Irish-bred Thoroughbred racehorse

Providential (February 6, 1977 – May 1998) was an Irish-born Thoroughbred racehorse who competed successfully in France and won the most important race on turf in the United States. Bred and raced by Bertram R. Firestone, he was sired by Run the Gantlet, the 1971 American Champion Male Turf Horse and a son of Tom Rolfe, the 1965 Preakness Stakes winner and American Champion Three-Year-Old Male Horse. His dam was Prudent Girl, a daughter of Primera who raced in England where he won back-to-back editions of the Princess of Wales's Stakes in 1959–1960.

Trained by François Boutin, Providential made two starts at age two. After making a winning debut on October 29, 1979, at Saint-Cloud Racecourse, he came back on November 11 to win the Group 2 Critérium de Saint-Cloud.
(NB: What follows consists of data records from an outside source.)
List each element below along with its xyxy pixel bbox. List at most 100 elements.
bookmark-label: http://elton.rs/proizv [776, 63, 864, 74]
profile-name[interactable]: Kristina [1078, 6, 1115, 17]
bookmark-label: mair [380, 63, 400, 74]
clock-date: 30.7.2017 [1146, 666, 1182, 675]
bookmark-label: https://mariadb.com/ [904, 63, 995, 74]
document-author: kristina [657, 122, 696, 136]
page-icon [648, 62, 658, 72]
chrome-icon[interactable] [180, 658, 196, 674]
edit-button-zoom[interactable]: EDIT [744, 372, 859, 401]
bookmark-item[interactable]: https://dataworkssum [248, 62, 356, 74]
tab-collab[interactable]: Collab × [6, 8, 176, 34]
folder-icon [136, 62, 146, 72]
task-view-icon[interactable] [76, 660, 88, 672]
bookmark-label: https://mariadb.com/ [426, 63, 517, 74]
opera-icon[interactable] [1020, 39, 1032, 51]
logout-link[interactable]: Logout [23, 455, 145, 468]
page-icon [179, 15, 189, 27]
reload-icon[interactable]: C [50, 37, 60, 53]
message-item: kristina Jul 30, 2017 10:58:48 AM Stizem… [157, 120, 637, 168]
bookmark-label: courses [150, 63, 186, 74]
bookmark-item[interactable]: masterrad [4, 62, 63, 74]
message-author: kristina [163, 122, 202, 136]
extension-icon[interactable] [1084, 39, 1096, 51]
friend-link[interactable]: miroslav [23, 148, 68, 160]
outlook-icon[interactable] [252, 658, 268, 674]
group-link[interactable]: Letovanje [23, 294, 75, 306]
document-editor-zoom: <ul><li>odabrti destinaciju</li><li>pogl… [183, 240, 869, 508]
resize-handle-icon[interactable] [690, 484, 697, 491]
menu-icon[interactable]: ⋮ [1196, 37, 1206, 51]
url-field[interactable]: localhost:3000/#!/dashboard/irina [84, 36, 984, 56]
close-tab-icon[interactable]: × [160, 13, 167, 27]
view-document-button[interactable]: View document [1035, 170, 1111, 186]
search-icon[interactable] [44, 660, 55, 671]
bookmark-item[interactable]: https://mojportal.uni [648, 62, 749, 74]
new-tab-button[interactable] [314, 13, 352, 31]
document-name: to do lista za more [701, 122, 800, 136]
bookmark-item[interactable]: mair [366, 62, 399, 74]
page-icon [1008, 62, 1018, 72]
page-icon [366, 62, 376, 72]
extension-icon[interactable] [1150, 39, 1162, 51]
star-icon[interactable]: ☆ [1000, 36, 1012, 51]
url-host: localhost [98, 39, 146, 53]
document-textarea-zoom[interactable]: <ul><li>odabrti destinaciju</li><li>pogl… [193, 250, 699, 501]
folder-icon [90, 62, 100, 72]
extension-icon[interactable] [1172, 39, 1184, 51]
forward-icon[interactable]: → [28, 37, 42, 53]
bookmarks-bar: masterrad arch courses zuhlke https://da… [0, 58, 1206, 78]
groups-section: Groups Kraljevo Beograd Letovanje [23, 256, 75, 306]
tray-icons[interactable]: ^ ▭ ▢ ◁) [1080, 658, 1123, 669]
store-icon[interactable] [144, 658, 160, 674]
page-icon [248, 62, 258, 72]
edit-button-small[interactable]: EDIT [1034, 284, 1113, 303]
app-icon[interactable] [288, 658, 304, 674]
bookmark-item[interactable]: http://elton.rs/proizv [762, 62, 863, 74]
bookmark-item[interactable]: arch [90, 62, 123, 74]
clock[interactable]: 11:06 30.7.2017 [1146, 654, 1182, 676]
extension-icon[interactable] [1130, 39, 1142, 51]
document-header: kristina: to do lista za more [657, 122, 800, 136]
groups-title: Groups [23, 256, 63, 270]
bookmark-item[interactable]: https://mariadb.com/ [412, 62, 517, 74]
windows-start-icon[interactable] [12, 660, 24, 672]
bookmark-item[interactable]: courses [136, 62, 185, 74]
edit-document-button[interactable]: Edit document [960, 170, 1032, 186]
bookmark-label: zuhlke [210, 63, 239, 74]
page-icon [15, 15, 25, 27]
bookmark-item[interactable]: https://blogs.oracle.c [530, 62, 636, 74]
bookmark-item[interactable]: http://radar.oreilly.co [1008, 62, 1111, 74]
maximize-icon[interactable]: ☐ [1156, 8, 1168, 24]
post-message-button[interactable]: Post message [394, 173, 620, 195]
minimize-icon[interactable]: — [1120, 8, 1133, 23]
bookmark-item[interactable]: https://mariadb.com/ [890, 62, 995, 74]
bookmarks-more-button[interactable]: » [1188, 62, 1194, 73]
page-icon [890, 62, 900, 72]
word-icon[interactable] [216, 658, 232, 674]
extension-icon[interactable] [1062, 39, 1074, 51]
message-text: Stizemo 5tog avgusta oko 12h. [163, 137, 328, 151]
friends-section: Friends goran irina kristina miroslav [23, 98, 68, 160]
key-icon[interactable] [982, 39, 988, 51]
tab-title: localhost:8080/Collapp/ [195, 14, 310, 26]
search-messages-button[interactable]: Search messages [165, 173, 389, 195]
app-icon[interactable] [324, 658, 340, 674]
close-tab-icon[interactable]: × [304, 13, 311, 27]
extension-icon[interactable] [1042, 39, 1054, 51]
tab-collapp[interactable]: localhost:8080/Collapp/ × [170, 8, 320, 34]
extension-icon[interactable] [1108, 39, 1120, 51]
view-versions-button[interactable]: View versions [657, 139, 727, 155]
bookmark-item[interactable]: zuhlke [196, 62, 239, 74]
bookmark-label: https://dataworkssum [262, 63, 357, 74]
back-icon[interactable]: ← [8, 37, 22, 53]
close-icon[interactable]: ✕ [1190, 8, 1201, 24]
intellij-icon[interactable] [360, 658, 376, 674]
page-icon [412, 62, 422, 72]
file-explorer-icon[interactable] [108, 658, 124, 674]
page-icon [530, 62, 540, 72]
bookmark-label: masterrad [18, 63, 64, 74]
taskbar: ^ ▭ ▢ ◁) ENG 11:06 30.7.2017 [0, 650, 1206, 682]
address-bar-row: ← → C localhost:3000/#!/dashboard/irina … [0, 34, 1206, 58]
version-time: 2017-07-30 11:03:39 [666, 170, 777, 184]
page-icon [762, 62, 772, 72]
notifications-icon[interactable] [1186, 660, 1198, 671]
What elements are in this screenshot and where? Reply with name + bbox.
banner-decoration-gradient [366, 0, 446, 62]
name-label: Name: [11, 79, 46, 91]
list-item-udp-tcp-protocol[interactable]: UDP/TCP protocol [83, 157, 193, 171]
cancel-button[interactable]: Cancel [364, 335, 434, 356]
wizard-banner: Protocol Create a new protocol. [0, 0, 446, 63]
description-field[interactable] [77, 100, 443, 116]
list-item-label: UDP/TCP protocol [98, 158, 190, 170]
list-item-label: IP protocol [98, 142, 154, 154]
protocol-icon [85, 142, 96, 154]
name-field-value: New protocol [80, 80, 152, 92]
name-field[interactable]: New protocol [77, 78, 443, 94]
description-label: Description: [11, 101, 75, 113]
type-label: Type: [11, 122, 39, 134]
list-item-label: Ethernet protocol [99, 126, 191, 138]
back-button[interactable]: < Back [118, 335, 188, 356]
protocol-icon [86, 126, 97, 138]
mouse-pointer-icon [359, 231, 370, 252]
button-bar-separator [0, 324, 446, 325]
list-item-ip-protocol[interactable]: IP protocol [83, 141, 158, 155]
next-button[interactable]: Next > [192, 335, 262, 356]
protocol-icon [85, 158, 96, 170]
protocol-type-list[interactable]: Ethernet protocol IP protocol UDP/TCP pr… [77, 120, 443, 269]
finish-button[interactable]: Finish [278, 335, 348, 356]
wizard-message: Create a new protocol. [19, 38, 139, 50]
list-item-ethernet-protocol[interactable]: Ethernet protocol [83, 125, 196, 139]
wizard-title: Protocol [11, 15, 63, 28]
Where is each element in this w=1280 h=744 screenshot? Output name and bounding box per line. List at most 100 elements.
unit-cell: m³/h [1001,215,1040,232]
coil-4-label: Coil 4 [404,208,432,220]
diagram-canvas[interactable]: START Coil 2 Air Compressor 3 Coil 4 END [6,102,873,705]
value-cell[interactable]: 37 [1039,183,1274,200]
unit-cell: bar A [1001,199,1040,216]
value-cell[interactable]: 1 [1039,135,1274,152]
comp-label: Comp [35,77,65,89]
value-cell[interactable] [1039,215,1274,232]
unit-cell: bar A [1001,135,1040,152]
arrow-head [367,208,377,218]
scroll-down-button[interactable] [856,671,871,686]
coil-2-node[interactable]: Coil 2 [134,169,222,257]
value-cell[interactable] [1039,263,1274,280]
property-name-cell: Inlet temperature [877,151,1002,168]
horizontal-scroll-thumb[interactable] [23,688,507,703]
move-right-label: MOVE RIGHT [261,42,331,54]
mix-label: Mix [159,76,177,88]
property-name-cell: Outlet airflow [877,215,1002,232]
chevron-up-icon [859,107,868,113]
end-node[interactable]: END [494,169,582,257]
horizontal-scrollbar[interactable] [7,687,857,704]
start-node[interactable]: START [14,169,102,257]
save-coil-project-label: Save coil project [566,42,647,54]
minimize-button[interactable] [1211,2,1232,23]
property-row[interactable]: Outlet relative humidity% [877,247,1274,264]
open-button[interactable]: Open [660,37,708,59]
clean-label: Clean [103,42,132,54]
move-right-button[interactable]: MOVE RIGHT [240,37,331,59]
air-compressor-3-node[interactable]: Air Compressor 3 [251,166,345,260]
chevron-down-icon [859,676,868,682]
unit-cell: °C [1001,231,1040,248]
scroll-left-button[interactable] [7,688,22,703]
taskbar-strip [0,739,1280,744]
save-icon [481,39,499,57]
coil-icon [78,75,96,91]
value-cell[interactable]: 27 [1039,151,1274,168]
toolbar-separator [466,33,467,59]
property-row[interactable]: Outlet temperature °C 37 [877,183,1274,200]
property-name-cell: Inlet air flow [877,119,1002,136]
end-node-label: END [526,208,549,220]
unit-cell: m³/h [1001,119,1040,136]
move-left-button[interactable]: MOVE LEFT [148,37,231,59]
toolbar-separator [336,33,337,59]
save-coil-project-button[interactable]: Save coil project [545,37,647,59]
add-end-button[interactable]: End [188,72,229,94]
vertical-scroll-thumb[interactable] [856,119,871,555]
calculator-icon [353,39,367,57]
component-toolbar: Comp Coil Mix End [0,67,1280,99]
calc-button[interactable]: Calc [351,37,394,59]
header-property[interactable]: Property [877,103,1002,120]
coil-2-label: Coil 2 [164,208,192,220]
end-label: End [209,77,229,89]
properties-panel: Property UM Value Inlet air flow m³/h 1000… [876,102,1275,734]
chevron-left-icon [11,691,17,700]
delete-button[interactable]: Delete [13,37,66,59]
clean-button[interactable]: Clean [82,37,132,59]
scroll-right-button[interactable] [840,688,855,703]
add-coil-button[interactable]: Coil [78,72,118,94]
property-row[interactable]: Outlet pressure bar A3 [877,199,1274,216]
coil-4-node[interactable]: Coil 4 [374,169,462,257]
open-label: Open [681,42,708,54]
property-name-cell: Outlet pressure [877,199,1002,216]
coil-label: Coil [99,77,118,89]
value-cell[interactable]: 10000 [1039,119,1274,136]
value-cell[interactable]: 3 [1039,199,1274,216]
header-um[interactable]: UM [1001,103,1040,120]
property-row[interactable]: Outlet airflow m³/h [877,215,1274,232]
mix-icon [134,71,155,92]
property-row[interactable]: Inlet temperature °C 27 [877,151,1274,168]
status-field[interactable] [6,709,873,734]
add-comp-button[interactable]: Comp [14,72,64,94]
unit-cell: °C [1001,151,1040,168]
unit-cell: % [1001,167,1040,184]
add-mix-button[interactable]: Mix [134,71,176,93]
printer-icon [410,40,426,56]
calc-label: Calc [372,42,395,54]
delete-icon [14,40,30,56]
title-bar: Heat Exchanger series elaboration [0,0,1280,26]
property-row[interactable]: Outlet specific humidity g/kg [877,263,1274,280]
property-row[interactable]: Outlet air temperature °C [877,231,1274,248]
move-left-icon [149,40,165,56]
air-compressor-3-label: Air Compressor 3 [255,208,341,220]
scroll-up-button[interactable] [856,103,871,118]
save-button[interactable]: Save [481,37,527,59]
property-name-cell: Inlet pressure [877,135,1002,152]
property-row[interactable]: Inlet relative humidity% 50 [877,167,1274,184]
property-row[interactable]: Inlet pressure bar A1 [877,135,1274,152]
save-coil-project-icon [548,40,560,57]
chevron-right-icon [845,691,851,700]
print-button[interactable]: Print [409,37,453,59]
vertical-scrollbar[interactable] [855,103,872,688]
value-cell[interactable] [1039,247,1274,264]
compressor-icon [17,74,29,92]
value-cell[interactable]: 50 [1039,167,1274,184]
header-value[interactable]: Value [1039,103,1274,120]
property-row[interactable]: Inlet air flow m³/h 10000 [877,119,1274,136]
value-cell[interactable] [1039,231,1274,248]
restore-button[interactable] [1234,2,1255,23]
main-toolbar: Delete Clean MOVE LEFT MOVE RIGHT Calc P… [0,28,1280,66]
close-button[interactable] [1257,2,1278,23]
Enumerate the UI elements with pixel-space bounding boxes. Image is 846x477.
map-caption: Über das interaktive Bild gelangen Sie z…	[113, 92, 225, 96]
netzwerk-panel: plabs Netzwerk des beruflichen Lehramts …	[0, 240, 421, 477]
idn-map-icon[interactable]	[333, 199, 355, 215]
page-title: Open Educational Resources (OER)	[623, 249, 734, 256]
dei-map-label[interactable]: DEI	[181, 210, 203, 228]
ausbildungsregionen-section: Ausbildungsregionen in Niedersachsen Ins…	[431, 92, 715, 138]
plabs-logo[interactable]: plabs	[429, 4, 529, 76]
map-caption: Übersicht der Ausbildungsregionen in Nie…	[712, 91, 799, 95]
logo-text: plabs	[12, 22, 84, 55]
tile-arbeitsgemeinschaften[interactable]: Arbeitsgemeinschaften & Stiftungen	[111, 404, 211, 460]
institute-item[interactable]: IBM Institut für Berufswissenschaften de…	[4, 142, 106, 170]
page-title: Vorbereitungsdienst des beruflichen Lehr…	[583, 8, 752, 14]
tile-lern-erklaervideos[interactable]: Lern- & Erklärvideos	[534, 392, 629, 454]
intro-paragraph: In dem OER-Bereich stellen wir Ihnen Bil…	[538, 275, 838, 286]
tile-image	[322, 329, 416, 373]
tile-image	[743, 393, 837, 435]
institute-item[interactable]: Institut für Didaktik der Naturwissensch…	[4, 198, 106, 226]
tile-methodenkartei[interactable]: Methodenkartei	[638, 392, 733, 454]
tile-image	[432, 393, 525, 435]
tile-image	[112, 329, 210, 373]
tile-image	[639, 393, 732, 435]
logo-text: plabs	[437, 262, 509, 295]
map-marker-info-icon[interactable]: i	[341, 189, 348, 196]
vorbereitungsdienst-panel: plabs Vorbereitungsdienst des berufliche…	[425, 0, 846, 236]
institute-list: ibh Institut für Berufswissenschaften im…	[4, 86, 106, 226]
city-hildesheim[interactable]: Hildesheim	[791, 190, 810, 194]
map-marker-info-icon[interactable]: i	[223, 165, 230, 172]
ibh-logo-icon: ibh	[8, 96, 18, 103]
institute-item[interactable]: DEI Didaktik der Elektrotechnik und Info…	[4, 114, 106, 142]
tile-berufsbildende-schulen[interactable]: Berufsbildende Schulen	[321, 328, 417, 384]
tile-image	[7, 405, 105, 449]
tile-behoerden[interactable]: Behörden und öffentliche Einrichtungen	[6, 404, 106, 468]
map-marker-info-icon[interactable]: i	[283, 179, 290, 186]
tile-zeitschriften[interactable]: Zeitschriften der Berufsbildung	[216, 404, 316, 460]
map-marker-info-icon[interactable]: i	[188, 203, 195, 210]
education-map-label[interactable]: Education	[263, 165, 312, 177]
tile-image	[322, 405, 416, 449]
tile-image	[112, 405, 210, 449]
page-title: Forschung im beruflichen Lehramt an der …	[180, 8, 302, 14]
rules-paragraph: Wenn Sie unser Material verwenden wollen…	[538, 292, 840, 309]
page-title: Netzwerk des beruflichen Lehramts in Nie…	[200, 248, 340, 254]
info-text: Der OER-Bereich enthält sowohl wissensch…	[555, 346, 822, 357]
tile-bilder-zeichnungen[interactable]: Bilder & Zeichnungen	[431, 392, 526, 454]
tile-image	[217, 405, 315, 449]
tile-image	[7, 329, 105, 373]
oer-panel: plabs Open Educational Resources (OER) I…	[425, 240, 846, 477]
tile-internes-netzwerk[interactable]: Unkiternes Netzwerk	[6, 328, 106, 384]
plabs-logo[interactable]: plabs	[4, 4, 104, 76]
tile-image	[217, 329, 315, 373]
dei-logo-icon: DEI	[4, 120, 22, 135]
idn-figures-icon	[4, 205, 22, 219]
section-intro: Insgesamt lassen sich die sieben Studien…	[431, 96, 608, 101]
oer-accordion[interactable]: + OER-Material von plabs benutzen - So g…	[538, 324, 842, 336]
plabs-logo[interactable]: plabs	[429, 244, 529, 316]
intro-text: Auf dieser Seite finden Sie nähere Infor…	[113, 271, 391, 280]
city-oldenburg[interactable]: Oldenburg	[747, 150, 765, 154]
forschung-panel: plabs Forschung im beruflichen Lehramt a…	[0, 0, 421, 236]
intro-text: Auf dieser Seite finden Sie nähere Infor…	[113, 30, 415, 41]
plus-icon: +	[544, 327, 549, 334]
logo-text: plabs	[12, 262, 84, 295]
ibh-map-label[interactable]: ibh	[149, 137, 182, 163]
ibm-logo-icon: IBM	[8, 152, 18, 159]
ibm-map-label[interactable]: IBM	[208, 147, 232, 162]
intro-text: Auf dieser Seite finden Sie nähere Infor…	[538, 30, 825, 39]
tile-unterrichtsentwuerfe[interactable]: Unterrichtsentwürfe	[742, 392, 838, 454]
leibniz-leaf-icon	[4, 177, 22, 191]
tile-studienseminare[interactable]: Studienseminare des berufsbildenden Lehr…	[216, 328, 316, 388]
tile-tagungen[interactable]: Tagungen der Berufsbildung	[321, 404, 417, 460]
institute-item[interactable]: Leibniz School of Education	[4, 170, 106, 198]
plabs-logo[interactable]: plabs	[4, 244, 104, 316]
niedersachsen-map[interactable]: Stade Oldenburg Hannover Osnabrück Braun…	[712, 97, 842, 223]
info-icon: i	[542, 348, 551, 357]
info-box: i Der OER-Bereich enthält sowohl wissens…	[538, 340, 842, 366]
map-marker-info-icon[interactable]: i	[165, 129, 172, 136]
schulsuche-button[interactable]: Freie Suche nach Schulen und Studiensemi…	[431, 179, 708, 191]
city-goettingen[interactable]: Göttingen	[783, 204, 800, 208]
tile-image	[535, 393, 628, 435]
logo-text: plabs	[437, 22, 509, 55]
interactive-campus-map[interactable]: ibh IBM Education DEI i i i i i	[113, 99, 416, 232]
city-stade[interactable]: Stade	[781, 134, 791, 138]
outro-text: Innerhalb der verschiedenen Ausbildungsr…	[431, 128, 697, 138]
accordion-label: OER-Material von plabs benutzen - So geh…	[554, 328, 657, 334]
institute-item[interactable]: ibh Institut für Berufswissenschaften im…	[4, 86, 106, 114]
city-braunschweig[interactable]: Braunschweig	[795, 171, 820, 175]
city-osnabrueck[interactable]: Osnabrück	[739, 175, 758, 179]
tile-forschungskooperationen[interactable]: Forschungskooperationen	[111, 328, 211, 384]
In January 1980, Providential was sold to Serge Fradkoff, a Swiss businessman who also campaigned Perrault and Kilijaro in France and the United States.

In his first start for his new owner on April 13, 1980, Providential won the Group 2 Prix Greffulhe at Longchamp Racecourse in Paris. On the same racecourse, the colt ran second in the Prix Hocquart and third in France's most important race for three-year-old colts, the Group 1 Prix du Jockey Club. Fradkoff then entrusted the horse's race conditioning to Olivier Douieb who saddled him to three unsuccessful starts in France, a third-place finish in the Premio Roma at Capannelle Racecourse in Rome, Italy, and twentieth place in a Group 1 race at Hipódromo de San Isidro in Argentina.

In 1981, Serge Fradkoff sent Providential to the care of U.S. Racing Hall of Fame trainer Charlie Whittingham at Santa Anita Park in California. In the US the horse was raced as Providential II. For Whittingham, Providential finished second in his October debut and then second in the Grade II Carleton F. Burke Handicap. Ridden by French jockey Alain Lequeux, in November Providential won the most important race of his career against an international field in the Washington, D.C. International Stakes at Laurel Park Racecourse in Laurel, Maryland over April Run. Returning to California, he won the inaugural running of the Hollywood Turf Cup Stakes at Hollywood Park Racetrack over John Henry who was fourth.

Raced in 1982 once, on dirt, he was 5th in the Santa Anita H. Providential was retired to stud. His offspring met with limited success in racing.

Providential died of a heart attack at age twenty-one in May 1998 at Derby Hill Farm in Mount Airy, Maryland.